Aquatic animals perform a wide array of complex locomotor behaviors to meet the daily demands of prey acquisition, predator avoidance and reproduction. Investigating how such locomotor tasks are accomplished requires biomechanical analysis of propulsor anatomy and kinematics, and study of neuromuscular control. My current research focuses on a further level of analysis critical to an understanding of how animals swim: investigation of the hydrodynamic interface between an organism and its fluid surroundings.
Digital Particle Image Velocimetry
(DPIV) is a method I have employed for visualizing water
flow in the wake of freely swimming fishes.
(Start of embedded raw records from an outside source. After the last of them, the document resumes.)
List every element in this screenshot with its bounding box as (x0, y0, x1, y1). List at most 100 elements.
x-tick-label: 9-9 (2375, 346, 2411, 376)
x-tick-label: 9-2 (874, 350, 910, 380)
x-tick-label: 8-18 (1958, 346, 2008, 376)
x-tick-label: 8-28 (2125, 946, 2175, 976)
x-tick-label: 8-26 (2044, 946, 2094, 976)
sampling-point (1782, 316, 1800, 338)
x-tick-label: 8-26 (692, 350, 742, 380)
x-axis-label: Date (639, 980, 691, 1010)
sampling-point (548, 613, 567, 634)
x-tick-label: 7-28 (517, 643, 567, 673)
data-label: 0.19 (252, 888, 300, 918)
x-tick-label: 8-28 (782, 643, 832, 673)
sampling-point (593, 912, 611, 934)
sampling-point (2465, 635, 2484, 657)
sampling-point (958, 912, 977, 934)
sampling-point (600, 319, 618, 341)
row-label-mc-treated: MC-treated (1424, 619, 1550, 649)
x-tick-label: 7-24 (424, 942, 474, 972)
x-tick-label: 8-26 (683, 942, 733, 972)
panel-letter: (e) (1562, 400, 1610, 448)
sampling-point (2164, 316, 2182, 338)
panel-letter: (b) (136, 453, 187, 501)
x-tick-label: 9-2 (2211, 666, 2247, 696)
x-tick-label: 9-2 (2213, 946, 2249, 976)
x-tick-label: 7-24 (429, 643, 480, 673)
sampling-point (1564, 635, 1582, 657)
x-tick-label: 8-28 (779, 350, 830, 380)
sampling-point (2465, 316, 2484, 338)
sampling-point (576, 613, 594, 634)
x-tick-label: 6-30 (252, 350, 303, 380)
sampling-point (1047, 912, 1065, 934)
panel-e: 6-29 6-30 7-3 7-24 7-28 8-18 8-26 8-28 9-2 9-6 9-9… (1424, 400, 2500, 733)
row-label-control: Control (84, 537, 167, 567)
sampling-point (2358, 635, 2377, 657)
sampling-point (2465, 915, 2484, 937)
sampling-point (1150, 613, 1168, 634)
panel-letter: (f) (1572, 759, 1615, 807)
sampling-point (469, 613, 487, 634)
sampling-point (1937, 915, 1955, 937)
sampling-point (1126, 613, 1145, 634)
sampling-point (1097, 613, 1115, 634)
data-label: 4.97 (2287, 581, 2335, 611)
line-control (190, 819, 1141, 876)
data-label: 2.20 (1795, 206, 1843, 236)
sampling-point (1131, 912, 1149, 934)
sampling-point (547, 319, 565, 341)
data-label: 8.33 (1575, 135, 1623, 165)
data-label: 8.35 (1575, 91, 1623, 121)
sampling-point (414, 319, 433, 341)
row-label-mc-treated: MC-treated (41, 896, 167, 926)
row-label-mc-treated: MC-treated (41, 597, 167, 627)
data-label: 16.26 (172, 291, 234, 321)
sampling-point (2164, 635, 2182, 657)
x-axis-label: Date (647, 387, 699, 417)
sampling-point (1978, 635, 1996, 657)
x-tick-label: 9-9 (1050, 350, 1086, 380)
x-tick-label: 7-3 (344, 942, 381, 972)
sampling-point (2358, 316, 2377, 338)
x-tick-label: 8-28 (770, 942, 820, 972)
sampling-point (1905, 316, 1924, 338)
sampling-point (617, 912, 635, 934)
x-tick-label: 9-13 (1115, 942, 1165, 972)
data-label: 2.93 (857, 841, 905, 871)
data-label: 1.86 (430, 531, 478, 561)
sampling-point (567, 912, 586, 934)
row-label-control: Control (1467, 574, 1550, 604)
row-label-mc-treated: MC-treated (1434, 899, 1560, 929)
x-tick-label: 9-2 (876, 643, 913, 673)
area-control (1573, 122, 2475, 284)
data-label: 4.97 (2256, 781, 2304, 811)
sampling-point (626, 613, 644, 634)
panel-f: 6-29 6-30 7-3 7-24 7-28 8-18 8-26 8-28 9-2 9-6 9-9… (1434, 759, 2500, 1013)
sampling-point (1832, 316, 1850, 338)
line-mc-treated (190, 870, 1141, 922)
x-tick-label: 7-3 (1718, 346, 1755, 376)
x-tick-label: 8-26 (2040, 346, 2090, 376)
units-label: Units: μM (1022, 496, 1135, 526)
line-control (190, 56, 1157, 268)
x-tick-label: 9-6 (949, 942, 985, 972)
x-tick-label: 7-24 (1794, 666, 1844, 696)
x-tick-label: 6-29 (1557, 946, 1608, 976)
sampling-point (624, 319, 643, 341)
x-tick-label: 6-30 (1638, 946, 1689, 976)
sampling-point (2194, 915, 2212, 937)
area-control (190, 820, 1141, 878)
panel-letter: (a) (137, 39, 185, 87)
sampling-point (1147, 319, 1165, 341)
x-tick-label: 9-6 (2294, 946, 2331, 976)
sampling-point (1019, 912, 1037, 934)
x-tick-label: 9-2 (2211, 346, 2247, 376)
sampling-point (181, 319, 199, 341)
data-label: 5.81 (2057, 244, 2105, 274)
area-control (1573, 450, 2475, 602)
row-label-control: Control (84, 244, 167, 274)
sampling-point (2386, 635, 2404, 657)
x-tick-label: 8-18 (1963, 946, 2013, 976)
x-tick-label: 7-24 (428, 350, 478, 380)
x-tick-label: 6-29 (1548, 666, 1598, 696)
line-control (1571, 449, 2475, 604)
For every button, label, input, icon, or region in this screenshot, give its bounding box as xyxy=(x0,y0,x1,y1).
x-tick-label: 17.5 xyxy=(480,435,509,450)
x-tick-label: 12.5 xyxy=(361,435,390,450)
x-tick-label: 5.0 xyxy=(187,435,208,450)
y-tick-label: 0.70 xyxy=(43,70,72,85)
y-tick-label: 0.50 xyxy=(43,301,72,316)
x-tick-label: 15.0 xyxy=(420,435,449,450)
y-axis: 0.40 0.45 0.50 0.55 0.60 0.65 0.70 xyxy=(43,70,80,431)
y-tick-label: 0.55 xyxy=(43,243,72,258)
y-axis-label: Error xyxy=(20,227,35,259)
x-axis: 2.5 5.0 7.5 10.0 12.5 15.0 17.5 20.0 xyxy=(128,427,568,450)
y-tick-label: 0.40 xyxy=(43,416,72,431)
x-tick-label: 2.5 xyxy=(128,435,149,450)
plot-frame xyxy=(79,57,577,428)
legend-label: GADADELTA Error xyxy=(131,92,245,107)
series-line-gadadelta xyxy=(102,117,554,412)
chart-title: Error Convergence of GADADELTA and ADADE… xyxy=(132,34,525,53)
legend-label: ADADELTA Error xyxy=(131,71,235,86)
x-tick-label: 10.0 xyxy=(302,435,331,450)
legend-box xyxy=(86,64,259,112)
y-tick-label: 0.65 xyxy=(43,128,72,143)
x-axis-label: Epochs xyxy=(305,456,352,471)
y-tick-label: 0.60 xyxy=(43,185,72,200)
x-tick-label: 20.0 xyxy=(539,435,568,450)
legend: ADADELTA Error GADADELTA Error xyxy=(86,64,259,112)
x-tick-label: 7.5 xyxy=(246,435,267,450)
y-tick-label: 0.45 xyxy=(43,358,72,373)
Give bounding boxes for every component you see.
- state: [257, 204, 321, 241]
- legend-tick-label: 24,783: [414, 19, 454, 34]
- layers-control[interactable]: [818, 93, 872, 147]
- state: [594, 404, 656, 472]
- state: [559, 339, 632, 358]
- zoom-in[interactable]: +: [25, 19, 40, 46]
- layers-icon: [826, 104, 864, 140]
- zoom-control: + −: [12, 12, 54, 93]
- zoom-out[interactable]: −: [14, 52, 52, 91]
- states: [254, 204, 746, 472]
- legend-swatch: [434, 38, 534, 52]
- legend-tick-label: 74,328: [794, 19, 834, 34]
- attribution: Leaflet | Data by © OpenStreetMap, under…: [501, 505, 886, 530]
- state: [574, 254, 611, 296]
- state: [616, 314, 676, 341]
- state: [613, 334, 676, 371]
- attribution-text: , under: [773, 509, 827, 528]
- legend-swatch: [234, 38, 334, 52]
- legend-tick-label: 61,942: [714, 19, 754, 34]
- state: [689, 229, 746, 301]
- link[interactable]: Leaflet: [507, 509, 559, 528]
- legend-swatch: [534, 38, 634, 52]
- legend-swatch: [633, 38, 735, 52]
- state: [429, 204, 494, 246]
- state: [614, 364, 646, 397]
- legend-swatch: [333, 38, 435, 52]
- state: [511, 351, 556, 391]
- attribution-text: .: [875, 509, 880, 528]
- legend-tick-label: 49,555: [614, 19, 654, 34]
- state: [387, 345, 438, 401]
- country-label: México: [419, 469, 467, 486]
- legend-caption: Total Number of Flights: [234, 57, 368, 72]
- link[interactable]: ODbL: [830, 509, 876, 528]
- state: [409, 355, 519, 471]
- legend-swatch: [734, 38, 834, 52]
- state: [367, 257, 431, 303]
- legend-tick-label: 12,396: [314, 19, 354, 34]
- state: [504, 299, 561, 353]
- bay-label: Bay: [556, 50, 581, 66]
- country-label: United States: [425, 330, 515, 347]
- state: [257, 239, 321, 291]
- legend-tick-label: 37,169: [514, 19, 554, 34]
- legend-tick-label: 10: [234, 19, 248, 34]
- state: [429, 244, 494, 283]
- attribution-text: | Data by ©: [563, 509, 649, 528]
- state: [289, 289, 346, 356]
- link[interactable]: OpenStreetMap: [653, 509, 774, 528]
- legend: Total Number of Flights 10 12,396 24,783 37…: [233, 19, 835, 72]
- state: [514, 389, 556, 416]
DPIV was
developed for examining man-made flows in engineering
applications, but is now seeing increasing use in studies of
biological fluid flow. The technique involves seeding the
water in a flow tank with reflective neutrally buoyant
particles and illuminating the particles with a laser
which is focused into a thin sheet of light. In
Figure
1 (at top) the laser is shown
in a vertical light sheet defining the region of flow to be
examined behind a fish's pectoral fin. High speed video
images of the laser plane are recorded by camera 1 so that
movement of particles in the illuminated slice of flow can
be visualized. Camera 2 and a mirror within the flow
downstream are used to film the posterior perspective of the
fish, which is helpful for showing the position of the laser
plane relative to the fish's fin. Figure
1 (at bottom) gives an example
of the synchronized video signals provided by cameras 1 and
2. Figure
1. Illustration of
digital particle image velocimetry system.

By measuring changes in the pattern of particle
images from one video field to the next using the statistical method
of cross-correlation (see: "How
DPIV works"), one can calculate a water
velocity vector field that describes flow patterns within the laser
plane. In collaboration with Dr.
George Lauder, I have examined flow
patterns in three perpendicular planar transections of the wake of
the pectoral fin of bluegill sunfish (Figures
2, 3).
Calculated velocity vectors are used to compute vorticity components which reflect the local fluid rotation within each flow field (Figure 3). Flow patterns in orthogonal planar transections of the wake allow reconstruction of three-dimensional wake morphology (Figure 4).
Figure
3. Fluid vorticity
components in three perpendicular wake planes during
swimming at 0.5 body length per second. Paired vortices are
represented by regions of red and blue. Curved arrows show
direction of fluid jet (cf. reference planes in Figure
2). Figure
4. Schematic
three-dimensional reconstruction of the vortex ring wake
produced by the pectoral fin of sunfish during swimming at
low speed. Red arrows indicate direction of fluid flow
measured in planar wake transections.


Characterizing the strength and
three-dimensional structure of the wake shed by moving fins has
allowed calculation of the hydrodynamic forces exerted by fishes
while they swim (Figure
5). Analysis of the fluid forces
generated by swimming animals during the course of everyday locomotor
activities is the continuing focus of my current research.